Aston Villa campione! Friburgo battuto 3-0 a Istanbul

La squadra di Emery mette a sigillo il successo contro il Friburgo, che torna a casa a mani vuote e tanto rammarico per l’occasione persa

ISTANBUL, TURKEY - MAY 20: John McGinn of Aston Villa lifts the UEFA Europa League winners trophy with teammates after the team’s victory in the UEFA Europa League Final 2026 match between SC Freiburg and Aston Villa FC at Besiktas Park on May 20, 2026 in Istanbul, Turkey. (Photo by Alex Caparros - UEFA/UEFA via Getty Images)

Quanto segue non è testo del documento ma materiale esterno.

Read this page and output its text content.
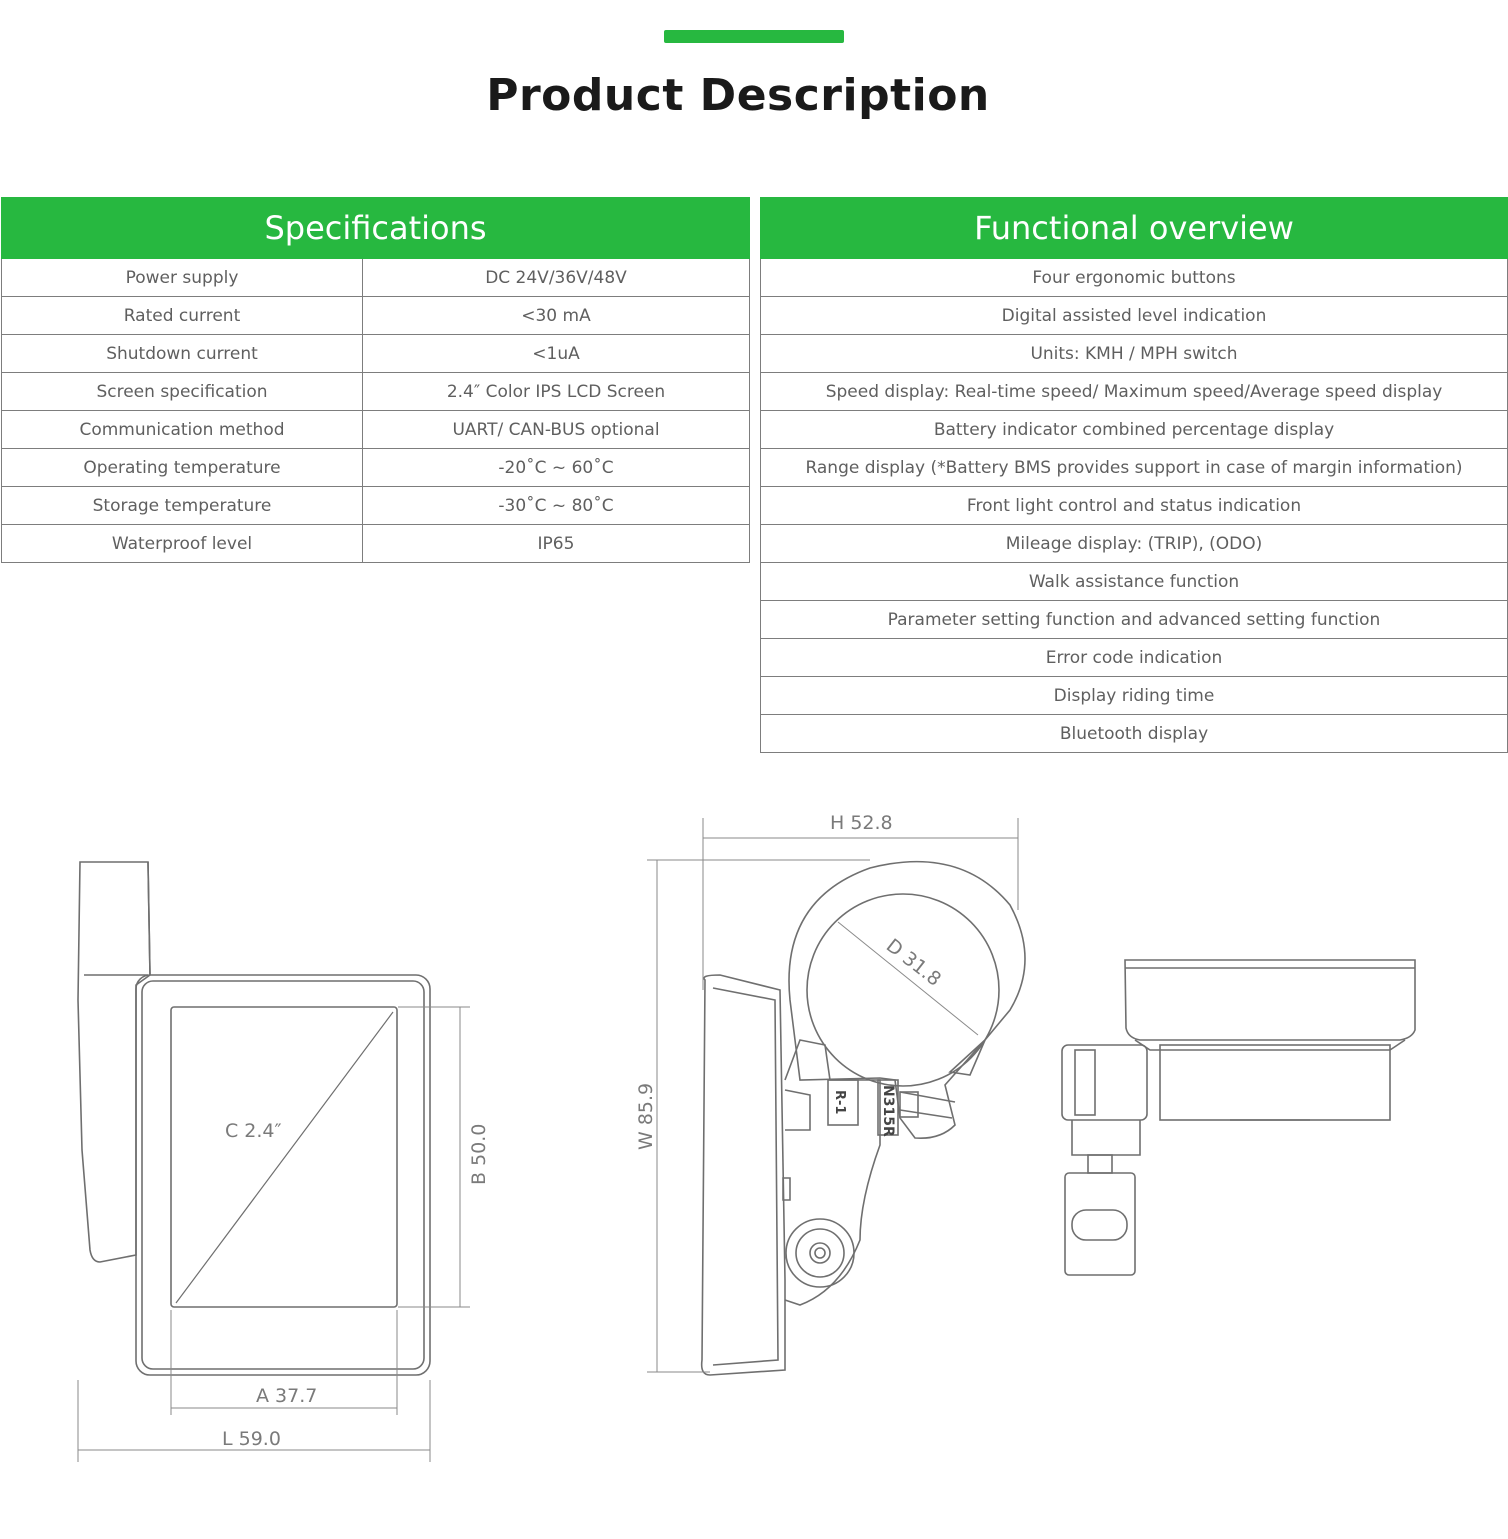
Product Description
Specifications	
Power supply	DC 24V/36V/48V
Rated current	<30 mA
Shutdown current	<1uA
Screen specification	2.4″ Color IPS LCD Screen
Communication method	UART/ CAN-BUS optional
Operating temperature	-20˚C ~ 60˚C
Storage temperature	-30˚C ~ 80˚C
Waterproof level	IP65
Functional overview
Four ergonomic buttons
Digital assisted level indication
Units: KMH / MPH switch
Speed display: Real-time speed/ Maximum speed/Average speed display
Battery indicator combined percentage display
Range display (*Battery BMS provides support in case of margin information)
Front light control and status indication
Mileage display: (TRIP), (ODO)
Walk assistance function
Parameter setting function and advanced setting function
Error code indication
Display riding time
Bluetooth display
C 2.4″	B 50.0
A 37.7
L 59.0
H 52.8
D 31.8
W 85.9	N315R
R-1
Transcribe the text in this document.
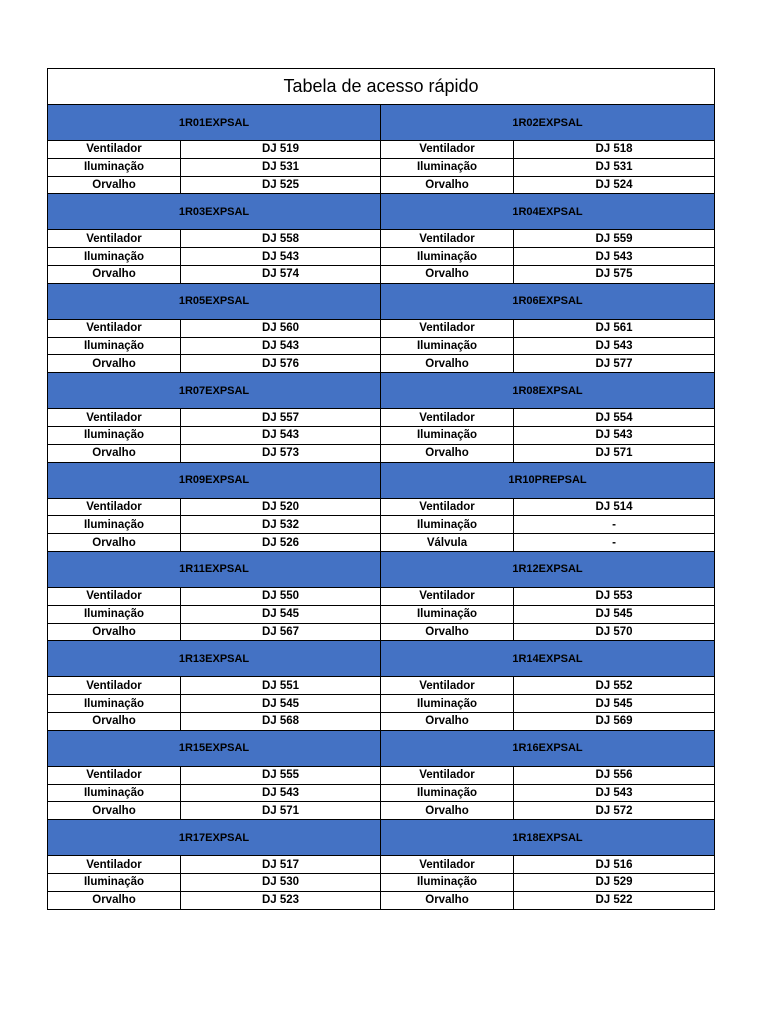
Tabela de acesso rápido			
1R01EXPSAL		1R02EXPSAL	
Ventilador	DJ 519	Ventilador	DJ 518
Iluminação	DJ 531	Iluminação	DJ 531
Orvalho	DJ 525	Orvalho	DJ 524
1R03EXPSAL		1R04EXPSAL	
Ventilador	DJ 558	Ventilador	DJ 559
Iluminação	DJ 543	Iluminação	DJ 543
Orvalho	DJ 574	Orvalho	DJ 575
1R05EXPSAL		1R06EXPSAL	
Ventilador	DJ 560	Ventilador	DJ 561
Iluminação	DJ 543	Iluminação	DJ 543
Orvalho	DJ 576	Orvalho	DJ 577
1R07EXPSAL		1R08EXPSAL	
Ventilador	DJ 557	Ventilador	DJ 554
Iluminação	DJ 543	Iluminação	DJ 543
Orvalho	DJ 573	Orvalho	DJ 571
1R09EXPSAL		1R10PREPSAL	
Ventilador	DJ 520	Ventilador	DJ 514
Iluminação	DJ 532	Iluminação	-
Orvalho	DJ 526	Válvula	-
1R11EXPSAL		1R12EXPSAL	
Ventilador	DJ 550	Ventilador	DJ 553
Iluminação	DJ 545	Iluminação	DJ 545
Orvalho	DJ 567	Orvalho	DJ 570
1R13EXPSAL		1R14EXPSAL	
Ventilador	DJ 551	Ventilador	DJ 552
Iluminação	DJ 545	Iluminação	DJ 545
Orvalho	DJ 568	Orvalho	DJ 569
1R15EXPSAL		1R16EXPSAL	
Ventilador	DJ 555	Ventilador	DJ 556
Iluminação	DJ 543	Iluminação	DJ 543
Orvalho	DJ 571	Orvalho	DJ 572
1R17EXPSAL		1R18EXPSAL	
Ventilador	DJ 517	Ventilador	DJ 516
Iluminação	DJ 530	Iluminação	DJ 529
Orvalho	DJ 523	Orvalho	DJ 522
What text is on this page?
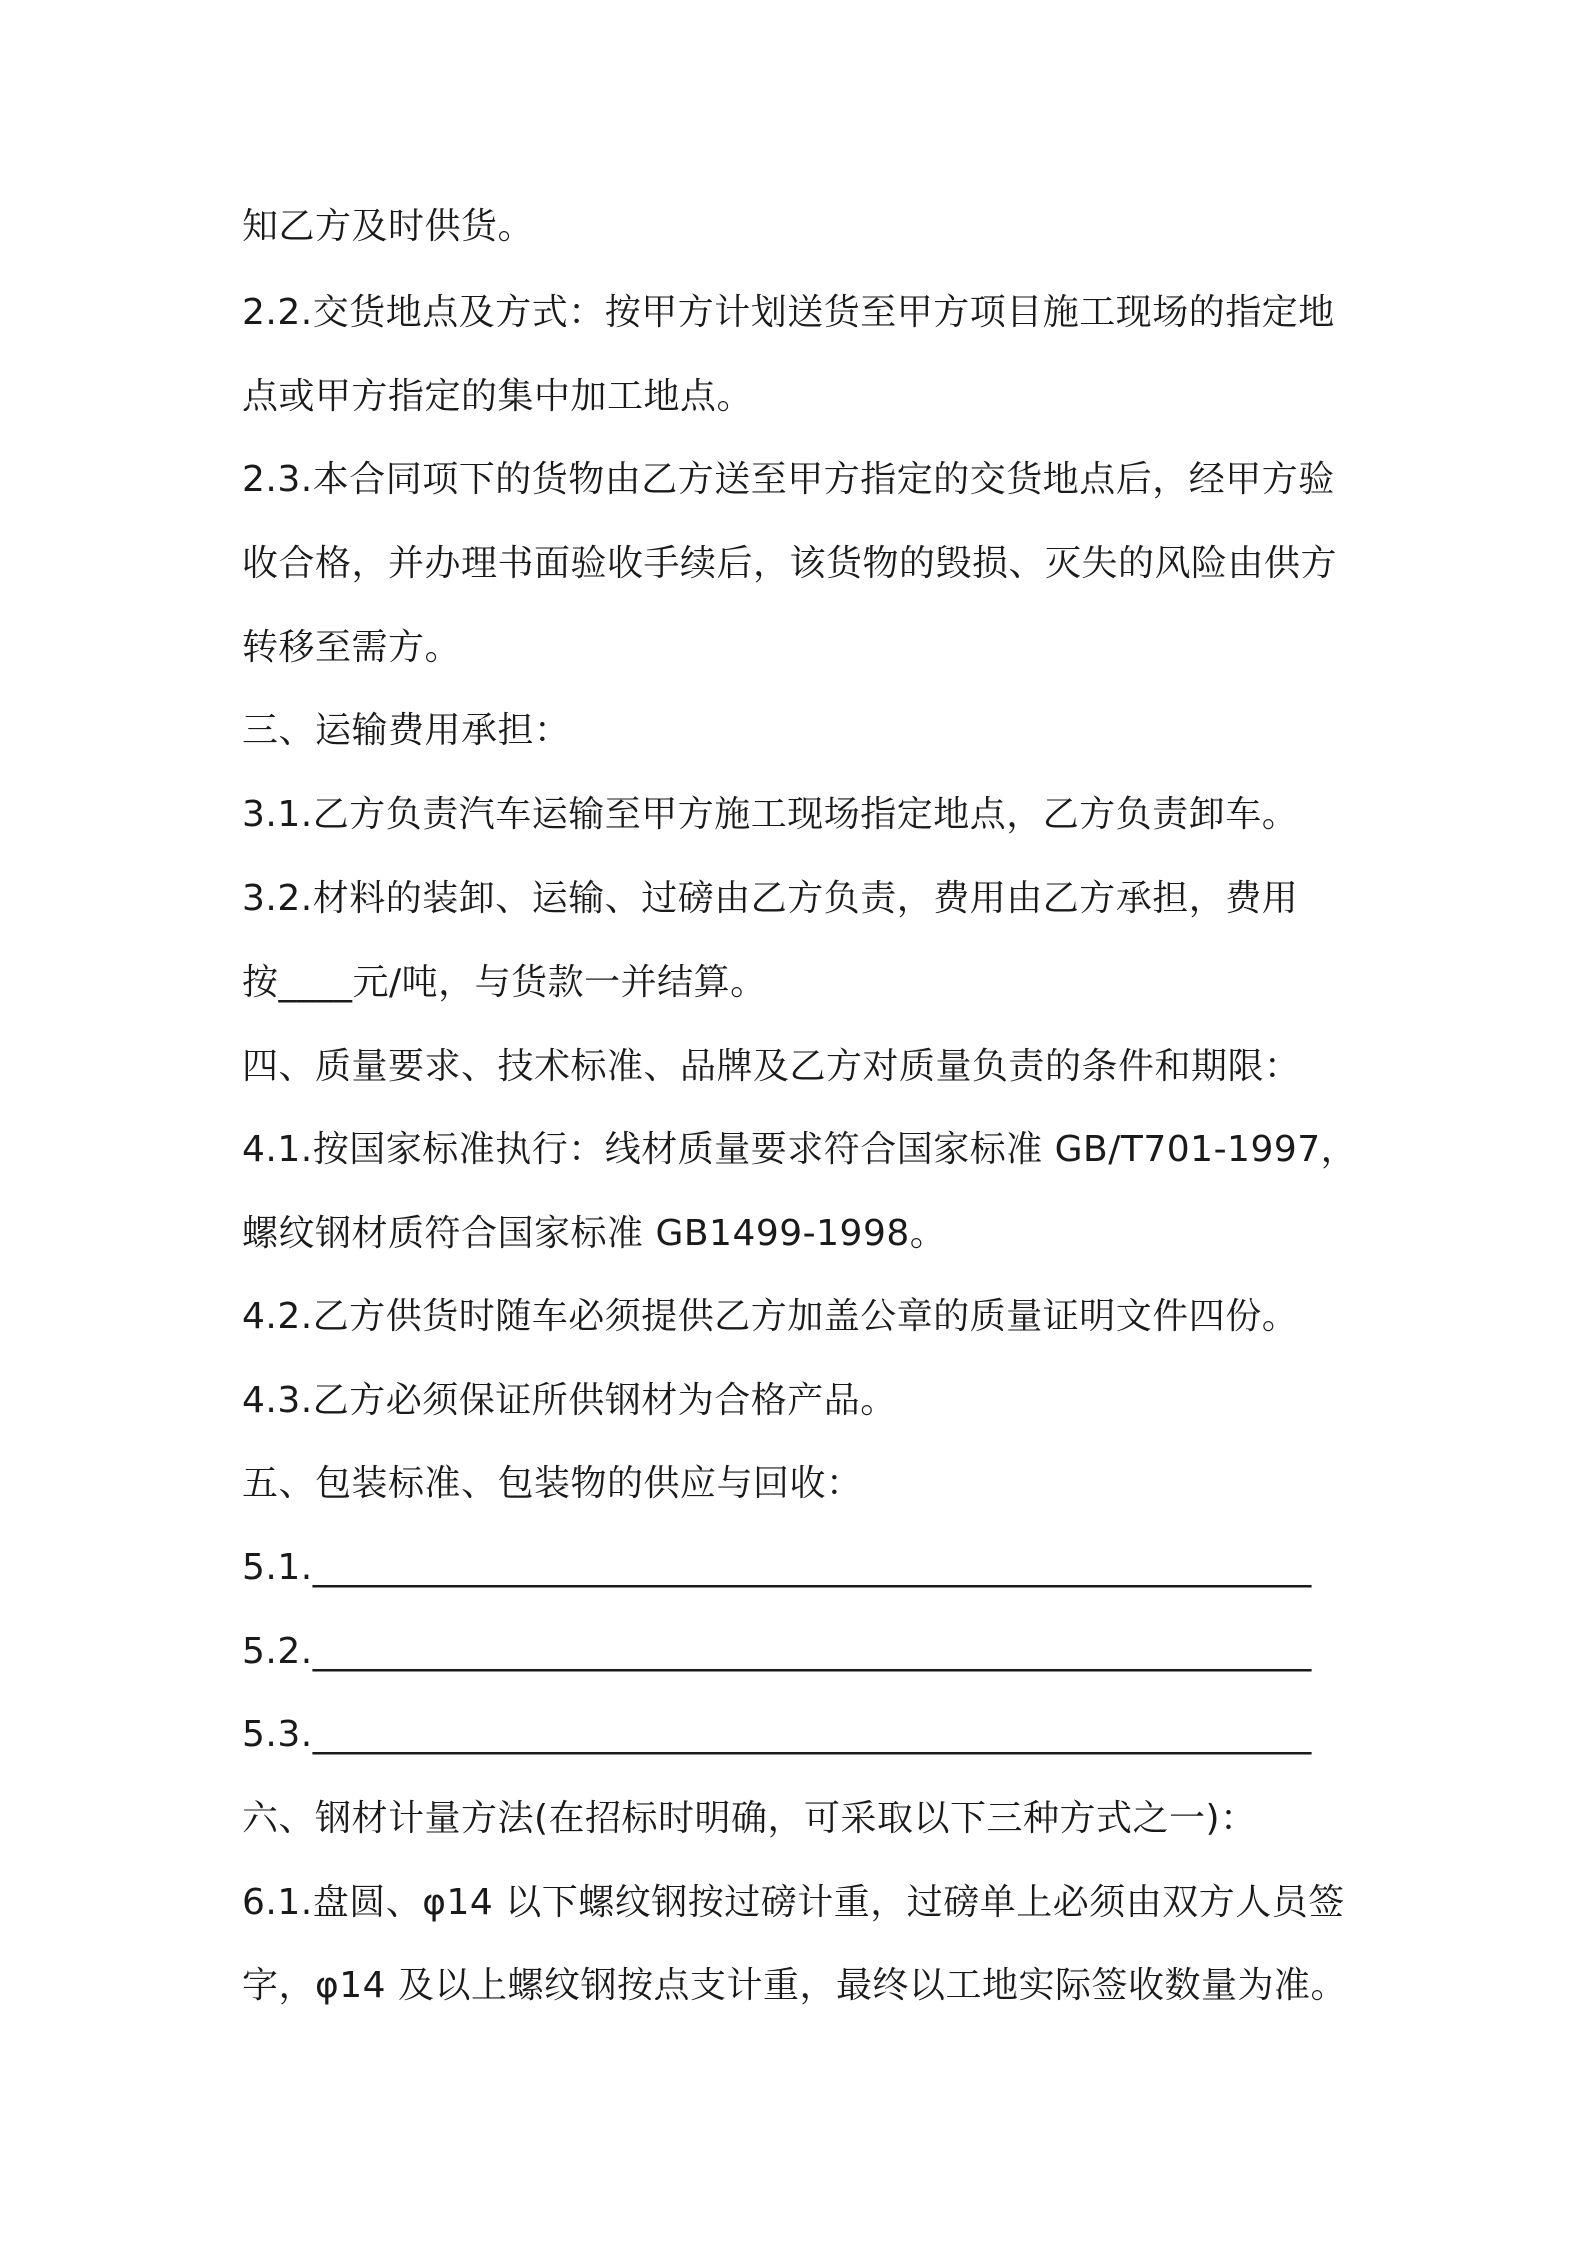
知乙方及时供货。
2.2.交货地点及方式：按甲方计划送货至甲方项目施工现场的指定地
点或甲方指定的集中加工地点。
2.3.本合同项下的货物由乙方送至甲方指定的交货地点后，经甲方验
收合格，并办理书面验收手续后，该货物的毁损、灭失的风险由供方
转移至需方。
三、运输费用承担：
3.1.乙方负责汽车运输至甲方施工现场指定地点，乙方负责卸车。
3.2.材料的装卸、运输、过磅由乙方负责，费用由乙方承担，费用
按____元/吨，与货款一并结算。
四、质量要求、技术标准、品牌及乙方对质量负责的条件和期限：
4.1.按国家标准执行：线材质量要求符合国家标准 GB/T701-1997，
螺纹钢材质符合国家标准 GB1499-1998。
4.2.乙方供货时随车必须提供乙方加盖公章的质量证明文件四份。
4.3.乙方必须保证所供钢材为合格产品。
五、包装标准、包装物的供应与回收：
5.1.______________________________________________________
5.2.______________________________________________________
5.3.______________________________________________________
六、钢材计量方法(在招标时明确，可采取以下三种方式之一)：
6.1.盘圆、φ14 以下螺纹钢按过磅计重，过磅单上必须由双方人员签
字，φ14 及以上螺纹钢按点支计重，最终以工地实际签收数量为准。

La finale di Europa League non è mai banale, ma quella andata in scena nella serata di ieri ha rispettato chiaramente il pronostico.

Il match tra Friburgo e Aston Villa si è concluso con le 3 reti di scarto della squadra inglese, che conferma ancora di più la qualificazione in ‘Champions League’, tornando alla vittoria di un trofeo europeo dopo 44 anni dall’ultima volta.

FRIBURGO-ASTON VILLA: I MOMENTI SALIENTI DEL MATCH

L’Aston Villa sbloccano la partita sul finale del primo tempo sugli sviluppi di calcio d’angolo: cross in area di rigore agli indirizzi di Tielemans, che con un destro al volo sorprende tutti, estremo difensore compreso, portando così in vantaggio i compagni (41’).

Sullo scadere del 3° minuto di recupero della prima frazione di gioco gli uomini di Emery raddoppiano: sulla fascia di destra McGinn effettua un passaggio per Buendìa, il quale si gira e con molto spazio e tempo a disposizione ha avuto la possibilità di effettuare un sinistro a giro da fuori area, con il portiere che ancora una volta può solo guardare il pallone insaccarsi in rete.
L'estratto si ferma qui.